Meilleurs films sortis en salles en 2021, selon notre rédaction :

1) Annette, de Leos Carax

2) (ex aequo) Illusions perdues, de Xavier Giannoli
2) (ex aequo) Serre-moi fort, de Mathieu Amalric
2) (ex aequo) Dune, de Denis Villeneuve

5) (ex aequo) France, de Bruno Dumont
5) (ex aequo) La Fièvre de Petrov, de Kirill Serebrennikov
5) (ex aequo) Le Dernier Duel, de Ridley Scott
5) (ex aequo) Le Diable n’existe pas, de Mohammad Rasoulof

9) (ex aequo) Memoria, de Apichatpong Weerasethakul
9) (ex aequo) La Loi de Téhéran, de Saeed Roustayi
9) (ex aequo) Drive my car, de Ryūsuke Hamaguchi
9) (ex aequo) Compartiment nᵒ 6 de Juho Kuosmanen
9) (ex aequo) First Cow, de Kelly RIchardt
9) (ex aequo) A l’abordage, de Guillaume Brac
9) (ex aequo) Titane, de Julia Ducorneau

Sans avoir été autant marquée au fer rouge que l’année précédente (cf le bilan et les perspectives que nous dessinions fin 2020), 2021 s’inscrit résolument et désespérément dans sa continuité d’un point de vue cinématographique. En cause : non pas tant la moindre quantité des films visibles sur nos écrans que la fermeture provisoire des salles, la baisse relative mais avérée de fréquentation du public, et la menace toujours tangible d’une mise en danger d’un secteur entier. Sans revenir sur les transformations à moyen et long terme, dont la nature exacte et l’ampleur nécessitent davantage de recul – et dépassent le seul dilemme salles versus streaming pour toucher aux modes de conception et de fabrication des films – on peut au moins partager le constat de la très belle qualité des longs métrages qui ont essaimé sur nos écrans ces douze derniers mois. Entre passé, présent et futur, ces films affichent une formidable variété, qui interdit d’en dégager des axes directeurs forcément simplificateurs, et explique l’émiettement plus accentué que jamais des votes de nos rédacteurs à l’occasion du traditionnel bilan annuel.

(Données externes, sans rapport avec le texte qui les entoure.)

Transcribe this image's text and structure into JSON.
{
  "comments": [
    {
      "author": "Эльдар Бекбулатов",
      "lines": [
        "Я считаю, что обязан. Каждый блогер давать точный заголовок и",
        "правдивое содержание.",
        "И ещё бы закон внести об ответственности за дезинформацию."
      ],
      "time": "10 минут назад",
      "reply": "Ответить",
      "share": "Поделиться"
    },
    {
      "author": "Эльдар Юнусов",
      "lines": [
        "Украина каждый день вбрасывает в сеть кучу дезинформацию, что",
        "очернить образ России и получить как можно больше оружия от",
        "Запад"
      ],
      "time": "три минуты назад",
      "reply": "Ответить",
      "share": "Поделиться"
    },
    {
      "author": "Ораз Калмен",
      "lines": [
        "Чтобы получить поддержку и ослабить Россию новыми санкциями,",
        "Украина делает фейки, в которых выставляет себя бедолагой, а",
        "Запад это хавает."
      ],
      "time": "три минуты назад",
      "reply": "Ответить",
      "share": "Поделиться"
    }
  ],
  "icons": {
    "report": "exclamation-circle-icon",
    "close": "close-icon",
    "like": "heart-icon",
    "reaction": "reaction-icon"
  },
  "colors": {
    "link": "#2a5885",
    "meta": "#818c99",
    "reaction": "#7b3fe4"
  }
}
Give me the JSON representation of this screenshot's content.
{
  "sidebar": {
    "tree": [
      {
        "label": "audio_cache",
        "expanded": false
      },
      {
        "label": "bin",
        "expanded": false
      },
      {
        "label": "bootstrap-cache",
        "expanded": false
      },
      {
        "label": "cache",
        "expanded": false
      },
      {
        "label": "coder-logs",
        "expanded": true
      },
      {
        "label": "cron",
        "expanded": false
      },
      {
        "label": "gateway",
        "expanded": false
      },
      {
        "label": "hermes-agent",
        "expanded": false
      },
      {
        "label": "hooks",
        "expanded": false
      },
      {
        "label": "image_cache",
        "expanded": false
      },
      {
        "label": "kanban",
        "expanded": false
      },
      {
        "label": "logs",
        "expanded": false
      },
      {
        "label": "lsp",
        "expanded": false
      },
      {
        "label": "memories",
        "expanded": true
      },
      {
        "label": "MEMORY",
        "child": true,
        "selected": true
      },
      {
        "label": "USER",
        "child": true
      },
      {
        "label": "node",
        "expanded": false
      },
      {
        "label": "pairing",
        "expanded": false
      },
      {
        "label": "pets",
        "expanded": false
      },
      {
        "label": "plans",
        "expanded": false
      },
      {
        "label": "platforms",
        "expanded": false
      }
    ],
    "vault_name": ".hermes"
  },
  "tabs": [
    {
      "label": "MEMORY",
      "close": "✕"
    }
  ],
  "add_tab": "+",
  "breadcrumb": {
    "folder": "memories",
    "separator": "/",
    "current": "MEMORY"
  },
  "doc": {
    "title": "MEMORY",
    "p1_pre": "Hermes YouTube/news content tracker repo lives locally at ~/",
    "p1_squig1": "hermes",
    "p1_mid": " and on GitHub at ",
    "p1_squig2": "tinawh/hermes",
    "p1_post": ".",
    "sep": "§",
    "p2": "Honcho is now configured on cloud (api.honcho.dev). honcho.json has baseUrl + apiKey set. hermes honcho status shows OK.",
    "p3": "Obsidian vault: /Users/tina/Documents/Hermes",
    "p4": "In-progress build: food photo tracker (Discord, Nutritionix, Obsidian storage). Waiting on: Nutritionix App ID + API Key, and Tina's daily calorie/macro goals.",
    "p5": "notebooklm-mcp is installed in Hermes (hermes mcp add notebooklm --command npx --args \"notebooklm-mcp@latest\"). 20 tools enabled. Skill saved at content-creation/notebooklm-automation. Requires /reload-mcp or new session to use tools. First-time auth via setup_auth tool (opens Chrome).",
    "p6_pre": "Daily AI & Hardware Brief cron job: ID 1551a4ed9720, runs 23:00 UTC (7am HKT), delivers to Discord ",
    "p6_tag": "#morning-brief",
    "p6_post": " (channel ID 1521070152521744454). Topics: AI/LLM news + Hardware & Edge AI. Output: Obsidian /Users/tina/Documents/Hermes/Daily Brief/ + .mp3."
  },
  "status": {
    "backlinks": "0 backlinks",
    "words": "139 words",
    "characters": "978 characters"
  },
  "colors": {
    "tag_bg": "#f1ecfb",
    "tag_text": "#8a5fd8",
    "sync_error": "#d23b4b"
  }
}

Le cinéma français aura particulièrement brillé en 2021, comme l’atteste notre palmarès, regroupant l’ensemble des quinze films qui ont rassemblé au moins deux voix au sein de notre rédaction. Beaucoup d’œuvres manquent à cette liste, comme chaque année : c’est la règle du jeu, dont le couperet s’avère plus cruel que jamais en cette fin 2021. En première place de notre palmarès trône Annette, marquant le retour flamboyant et mélancolique de Leos Carax : film inclassable, confirmant Adam Driver comme un des acteurs les plus fascinants du moment, et déjouant les attentes par son absence de toute complaisance ainsi que par sa cohérence esthétique et thématique : l’artifice y est à ce point délibéré, noyé dans un romantisme à l’irréductible noirceur, qu’il finit par apparaître comme un sommet de mise à nu et d’authenticité. Après quoi Illusions Perdues représente selon nous une merveille de classicisme à la française, brassant avec fougue une multitude de références (Balzac bien sûr, mais aussi des réminiscences explicites ou indirectes de films d’Ophüls, Scorsese, Kubrick, Visconti, Welles… rien de moins !) tout en trouvant un ton juste, une identité propre, faisant rimer foisonnement avec limpidité, et élégance avec férocité. Pour finir ce rapide panorama hexagonal, n’oublions pas France de Bruno Dumont (chroniqué ici à l’occasion du dernier festival de Cannes), ni le dernier film de Mathieu Amalric, ni celui de Guillaume Brac, ni enfin et surtout la passionnante Palme d’or cannoise, de Julia Ducornau, qui n’a pas manqué de susciter de vifs débats dans notre équipe de rédaction.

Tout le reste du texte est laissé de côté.